While in San Diego, I went to happy hour with my friend and her roommate at another restaurant with multiple personality disorder. It is a sushi restaurant with an Italian name and a diverse menu. No, it is not fusion, it’s just not plain Japanese sushi, or Mexican food, but a strange mix of both. I’ve been to the place before, it’s alright for its convenience. It is literally downstairs from my friend’s apartment, and it’s quite inexpensive during happy hour. We downed a few drinks, ate some bad fish, and crawled back up the stairs. Her roommate and I had another drink, she didn’t. We all went to bed.

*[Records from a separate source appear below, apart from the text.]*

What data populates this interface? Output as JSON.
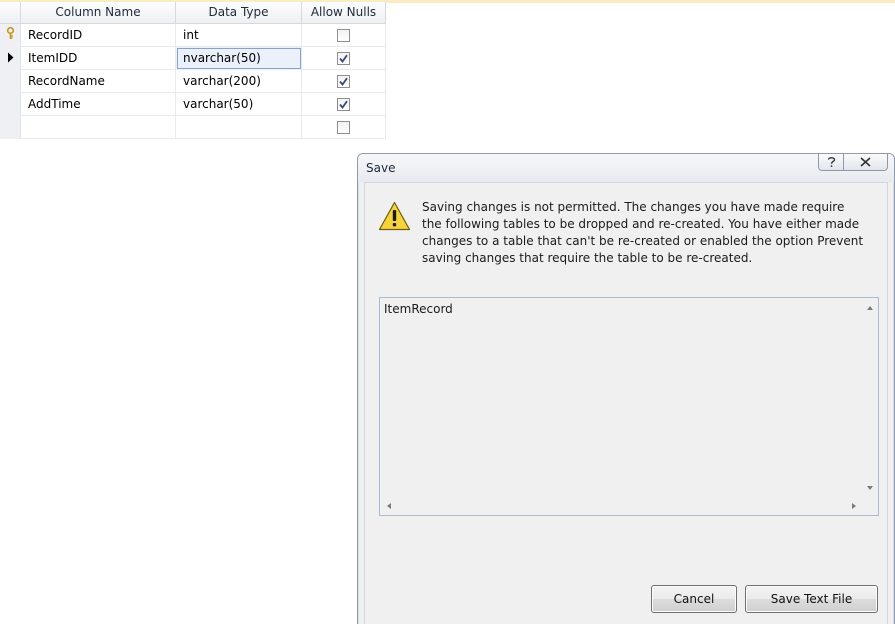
{
  "grid": {
    "columns": [
      "Column Name",
      "Data Type",
      "Allow Nulls"
    ],
    "rows": [
      {
        "name": "RecordID",
        "type": "int",
        "allow_nulls": false,
        "indicator": "primary-key-icon"
      },
      {
        "name": "ItemIDD",
        "type": "nvarchar(50)",
        "allow_nulls": true,
        "indicator": "current-row-arrow-icon",
        "active_cell": "type"
      },
      {
        "name": "RecordName",
        "type": "varchar(200)",
        "allow_nulls": true,
        "indicator": ""
      },
      {
        "name": "AddTime",
        "type": "varchar(50)",
        "allow_nulls": true,
        "indicator": ""
      },
      {
        "name": "",
        "type": "",
        "allow_nulls": false,
        "indicator": ""
      }
    ]
  },
  "dialog": {
    "title": "Save",
    "help_icon": "help-icon",
    "close_icon": "close-icon",
    "warning_icon": "warning-icon",
    "message": "Saving changes is not permitted. The changes you have made require the following tables to be dropped and re-created. You have either made changes to a table that can't be re-created or enabled the option Prevent saving changes that require the table to be re-created.",
    "tables_text": "ItemRecord",
    "buttons": {
      "cancel": "Cancel",
      "save_text_file": "Save Text File"
    }
  },
  "colors": {
    "warning_fill": "#f7d33b",
    "dialog_border": "#8f9aab",
    "key_icon": "#d4a017"
  }
}
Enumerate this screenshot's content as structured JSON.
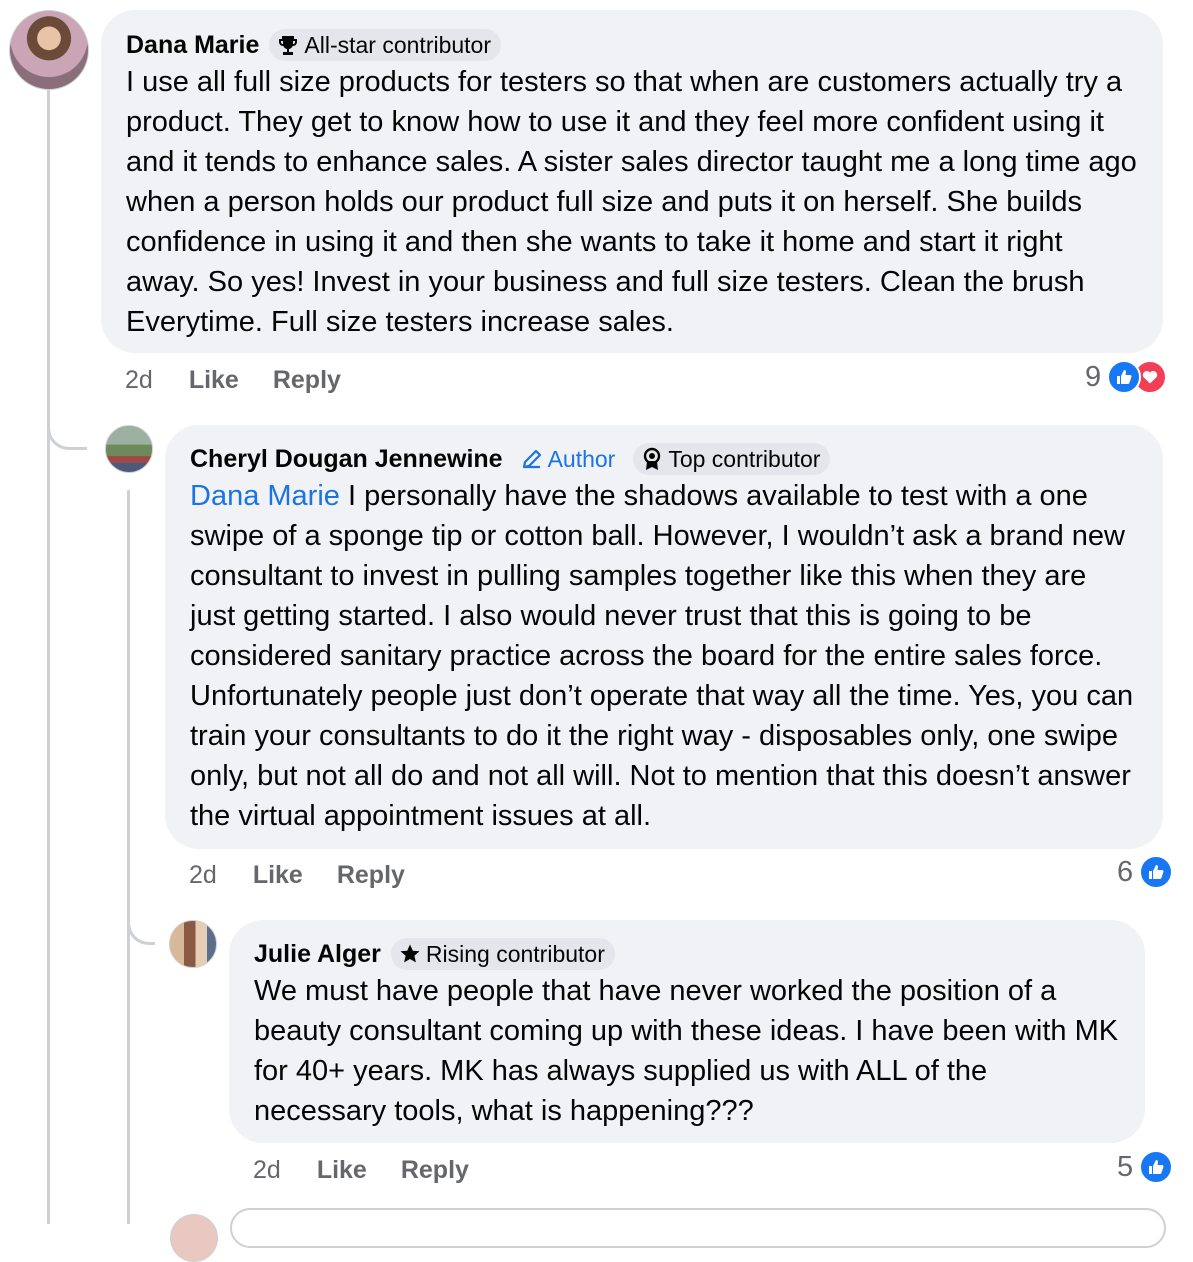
{
  "comments": [
    {
      "author": "Dana Marie",
      "badge": "All-star contributor",
      "badge_icon": "trophy-icon",
      "text": "I use all full size products for testers so that when are customers actually try a product. They get to know how to use it and they feel more confident using it and it tends to enhance sales. A sister sales director taught me a long time ago when a person holds our product full size and puts it on herself. She builds confidence in using it and then she wants to take it home and start it right away. So yes! Invest in your business and full size testers. Clean the brush Everytime. Full size testers increase sales.",
      "time": "2d",
      "like_label": "Like",
      "reply_label": "Reply",
      "reaction_count": "9",
      "reactions": [
        "like-icon",
        "love-icon"
      ]
    },
    {
      "author": "Cheryl Dougan Jennewine",
      "author_tag": "Author",
      "author_tag_icon": "pencil-icon",
      "badge": "Top contributor",
      "badge_icon": "award-ribbon-icon",
      "mention": "Dana Marie",
      "text": " I personally have the shadows available to test with a one swipe of a sponge tip or cotton ball. However, I wouldn’t ask a brand new consultant to invest in pulling samples together like this when they are just getting started. I also would never trust that this is going to be considered sanitary practice across the board for the entire sales force. Unfortunately people just don’t operate that way all the time. Yes, you can train your consultants to do it the right way - disposables only, one swipe only, but not all do and not all will. Not to mention that this doesn’t answer the virtual appointment issues at all.",
      "time": "2d",
      "like_label": "Like",
      "reply_label": "Reply",
      "reaction_count": "6",
      "reactions": [
        "like-icon"
      ]
    },
    {
      "author": "Julie Alger",
      "badge": "Rising contributor",
      "badge_icon": "star-icon",
      "text": "We must have people that have never worked the position of a beauty consultant coming up with these ideas. I have been with MK for 40+ years. MK has always supplied us with ALL of the necessary tools, what is happening???",
      "time": "2d",
      "like_label": "Like",
      "reply_label": "Reply",
      "reaction_count": "5",
      "reactions": [
        "like-icon"
      ]
    }
  ],
  "colors": {
    "bubble": "#f0f2f5",
    "badge": "#e4e6eb",
    "link": "#1b74e4",
    "secondary_text": "#65676b",
    "like": "#1877f2",
    "love": "#f33e58",
    "thread_line": "#ced0d4"
  }
}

I woke up to my last few hours on the west coast. I was very excited to get back home. My mom picked me up from my friend’s, we drove to target, bought some stuff I needed, shipped myself a box of goodies, and off to the airport I went (with a quick pit stop at in-n-out, FINALLY!). My travels have been good. I’ve enjoyed them and the people I’ve visited, but never have I missed a city I lived in more than I’ve missed New York. As I write this, I’m trying to think of a good song lyric to describe how I feel about the city. My mind sings a few different ones, but non of them accurately express my emotions. Basically, I’m just getting chills, and that’s really the best way to describe it.